Chapter III: Wars, Interruptions, and Hannibal
The English Pell Mell Club, like so many venerable institutions, has always insisted that it exists above the fray of politics and war. Unfortunately, politics and war have never quite returned the courtesy. Over the past two centuries, the Club’s history has been punctuated by interruptions ranging from the inconvenient to the cataclysmic — though, remarkably, the game itself has proved as stubbornly indestructible as the Pimlico Wilde Cup.
The Napoleonic Afterglow
Although the official founding date of the Club post-dates the Napoleonic Wars, there remains a persistent legend that Pell Mell was played in secret during the Congress of Vienna. According to a particularly florid entry in the Club archives, Lord Basingthorpe, acting in some unspecified diplomatic capacity, organised “informal rounds” between rival statesmen as a means of brokering peace. The Russian delegation reportedly refused to play after Metternich accused their mallets of being “overbalanced,” while the Austrian team insisted on using a ball the size of a cannon shot.
No reliable evidence exists for these matches, but the tale remains popular, in part because it allows members to imagine Pell Mell as the quiet hand behind nineteenth-century European stability — a theory unsupported by historians but vigorously defended over brandy.
The Hannibal Theory Emerges
The First World War was the first genuine interruption to organised Pell Mell in London. With the Club’s ground requisitioned for military purposes (it was turned into a vehicle depot), and its members scattered to various services. It was during the war’s quieter moments that the so-called “Hannibal Theory” emerged.
In 1917, club historian Sir Peveril Grange published his now-infamous pamphlet, Elephants at the Hoop: A Carthaginian Precedent for Pell Mell. In it, Grange argued — with a confidence frankly untroubled by facts — that Hannibal’s generals played a form of Pell Mell during the Second Punic War, using elephant tusks as mallets and polished stones as balls. His central “evidence” was a fragmentary Roman mosaic showing three men with sticks in an oval enclosure, which every actual archaeologist agreed was probably a wrestling match.
The Hannibal Theory was swiftly debunked by the British Museum, which called it “a work of imaginative fiction with illustrations.” Nevertheless, it was embraced by the Club’s more romantic members and remains a cornerstone of official toasts, with visiting dignitaries often baffled by the cry of “To Hannibal!” before the first stroke of every match.
Pell Mell in the Colonies
The interwar years also saw the spread of Pell Mell to the far reaches of the Empire. British colonial officers, eager to display refinement, introduced the game to places as far-flung as Ceylon, the Gold Coast, and New South Wales. Reports survive of Pell Mell being played on palace lawns in Delhi, in front of bemused maharajas, and in the gardens of Singapore’s Raffles Hotel, where the heat forced matches to be played at dawn.

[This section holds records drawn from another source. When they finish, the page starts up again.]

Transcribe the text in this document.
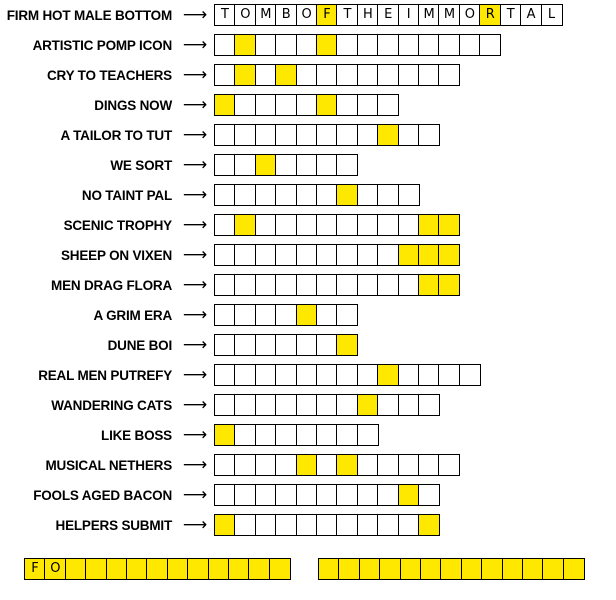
FIRM HOT MALE BOTTOM ⟶	T O M B O F T H E	I M M O R T A L
ARTISTIC POMP ICON ⟶
CRY TO TEACHERS ⟶
DINGS NOW ⟶
A TAILOR TO TUT ⟶
WE SORT ⟶
NO TAINT PAL ⟶
SCENIC TROPHY ⟶
SHEEP ON VIXEN ⟶
MEN DRAG FLORA ⟶
A GRIM ERA ⟶
DUNE BOI ⟶
REAL MEN PUTREFY ⟶
WANDERING CATS ⟶
LIKE BOSS ⟶
MUSICAL NETHERS ⟶
FOOLS AGED BACON ⟶
HELPERS SUBMIT ⟶
F O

Not all adaptations were considered orthodox. In Nairobi, for instance, local conditions inspired a variant involving hollowed gourds as balls, producing a wildly unpredictable bounce; in the Caribbean, mallets were occasionally replaced by sugarcane stalks. The London Committee dutifully sent polite letters acknowledging these innovations while privately agreeing that “colonial rules” were not to be recognised at home.

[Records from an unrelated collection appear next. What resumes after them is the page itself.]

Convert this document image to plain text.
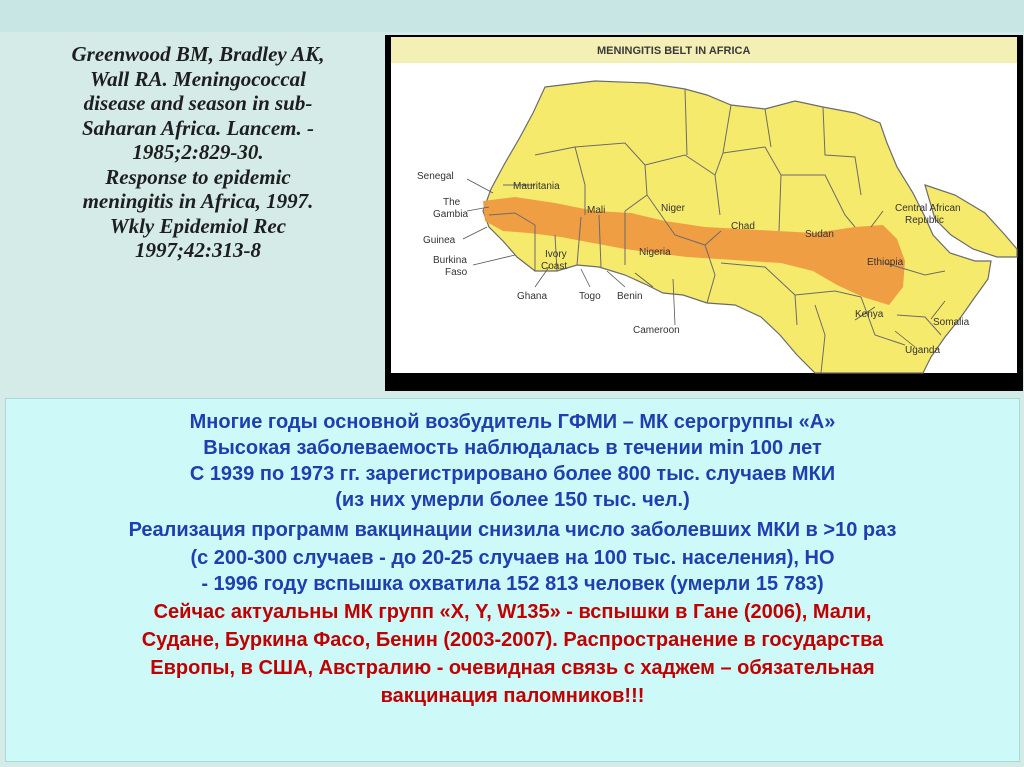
Greenwood BM, Bradley AK,
Wall RA. Meningococcal
disease and season in sub-
Saharan Africa. Lancem. -
1985;2:829-30.
Response to epidemic
meningitis in Africa, 1997.
Wkly Epidemiol Rec
1997;42:313-8
MENINGITIS BELT IN AFRICA
Senegal
The
Gambia
Guinea
Burkina
Faso
Ghana	Togo Benin
Cameroon
Mauritania
Mali	Niger
Chad
Sudan
Nigeria
Ivory
Coast
Central African
Republic
Ethiopia
Kenya
Somalia
Uganda
Многие годы основной возбудитель ГФМИ – МК серогруппы «А»
Высокая заболеваемость наблюдалась в течении min 100 лет
С 1939 по 1973 гг. зарегистрировано более 800 тыс. случаев МКИ
(из них умерли более 150 тыс. чел.)
Реализация программ вакцинации снизила число заболевших МКИ в >10 раз
(с 200-300 случаев - до 20-25 случаев на 100 тыс. населения), НО
- 1996 году вспышка охватила 152 813 человек (умерли 15 783)
Сейчас актуальны МК групп «Х, Y, W135» - вспышки в Гане (2006), Мали,
Судане, Буркина Фасо, Бенин (2003-2007). Распространение в государства
Европы, в США, Австралию - очевидная связь с хаджем – обязательная
вакцинация паломников!!!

The Second World War and “The Underground Years”
The outbreak of the Second World War once again put a halt to formal competition. This time, however, several members conspired to keep the game alive in unconventional settings. The most famous of these was the so-called “Underground League” — matches held in unused sections of the London Tube, lit by hurricane lamps and timed to avoid air raids. Balls, it turns out, roll unusually well on smooth concrete platforms, though the occasional passing rat proved a unique hazard.

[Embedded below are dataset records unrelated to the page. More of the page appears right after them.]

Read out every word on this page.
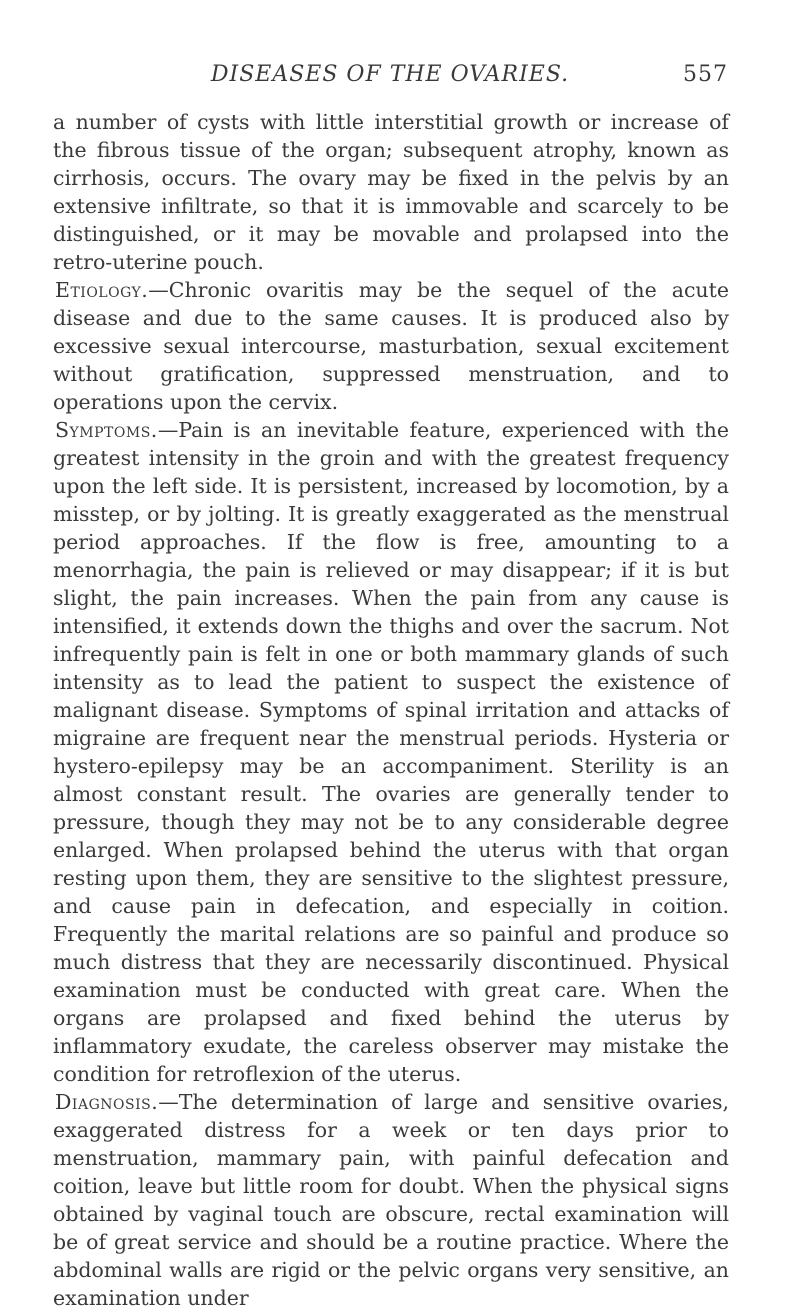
DISEASES OF THE OVARIES.	557

a number of cysts with little interstitial growth or increase of the fibrous tissue of the organ; subsequent atrophy, known as cirrhosis, occurs. The ovary may be fixed in the pelvis by an extensive infiltrate, so that it is immovable and scarcely to be distinguished, or it may be movable and prolapsed into the retro-uterine pouch.

Etiology.—Chronic ovaritis may be the sequel of the acute disease and due to the same causes. It is produced also by excessive sexual intercourse, masturbation, sexual excitement without gratification, suppressed menstruation, and to operations upon the cervix.

Symptoms.—Pain is an inevitable feature, experienced with the greatest intensity in the groin and with the greatest frequency upon the left side. It is persistent, increased by locomotion, by a misstep, or by jolting. It is greatly exaggerated as the menstrual period approaches. If the flow is free, amounting to a menorrhagia, the pain is relieved or may disappear; if it is but slight, the pain increases. When the pain from any cause is intensified, it extends down the thighs and over the sacrum. Not infrequently pain is felt in one or both mammary glands of such intensity as to lead the patient to suspect the existence of malignant disease. Symptoms of spinal irritation and attacks of migraine are frequent near the menstrual periods. Hysteria or hystero-epilepsy may be an accompaniment. Sterility is an almost constant result. The ovaries are generally tender to pressure, though they may not be to any considerable degree enlarged. When prolapsed behind the uterus with that organ resting upon them, they are sensitive to the slightest pressure, and cause pain in defecation, and especially in coition. Frequently the marital relations are so painful and produce so much distress that they are necessarily discontinued. Physical examination must be conducted with great care. When the organs are prolapsed and fixed behind the uterus by inflammatory exudate, the careless observer may mistake the condition for retroflexion of the uterus.

Diagnosis.—The determination of large and sensitive ovaries, exaggerated distress for a week or ten days prior to menstruation, mammary pain, with painful defecation and coition, leave but little room for doubt. When the physical signs obtained by vaginal touch are obscure, rectal examination will be of great service and should be a routine practice. Where the abdominal walls are rigid or the pelvic organs very sensitive, an examination under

After the Wars: Myth and Memory
By 1946, the Club’s court off Pall Mall was restored, and Pell Mell returned to its peacetime rhythms. The war years, however, had left their mark — and their myths. Stories of desert matches in North Africa (balls rolling endlessly down dunes), impromptu games aboard troopships (masts serving as hoops), and a supposed exhibition match in liberated Paris (with Charles de Gaulle himself taking a ceremonial first stroke) circulated freely.
Whether any of these events happened is ultimately irrelevant. In the world of the English Pell Mell Club, evidence has never been a prerequisite for tradition. And so, to this day, when the Pimlico Wilde Cup is held aloft, someone will inevitably mutter, “Hannibal would have approved.”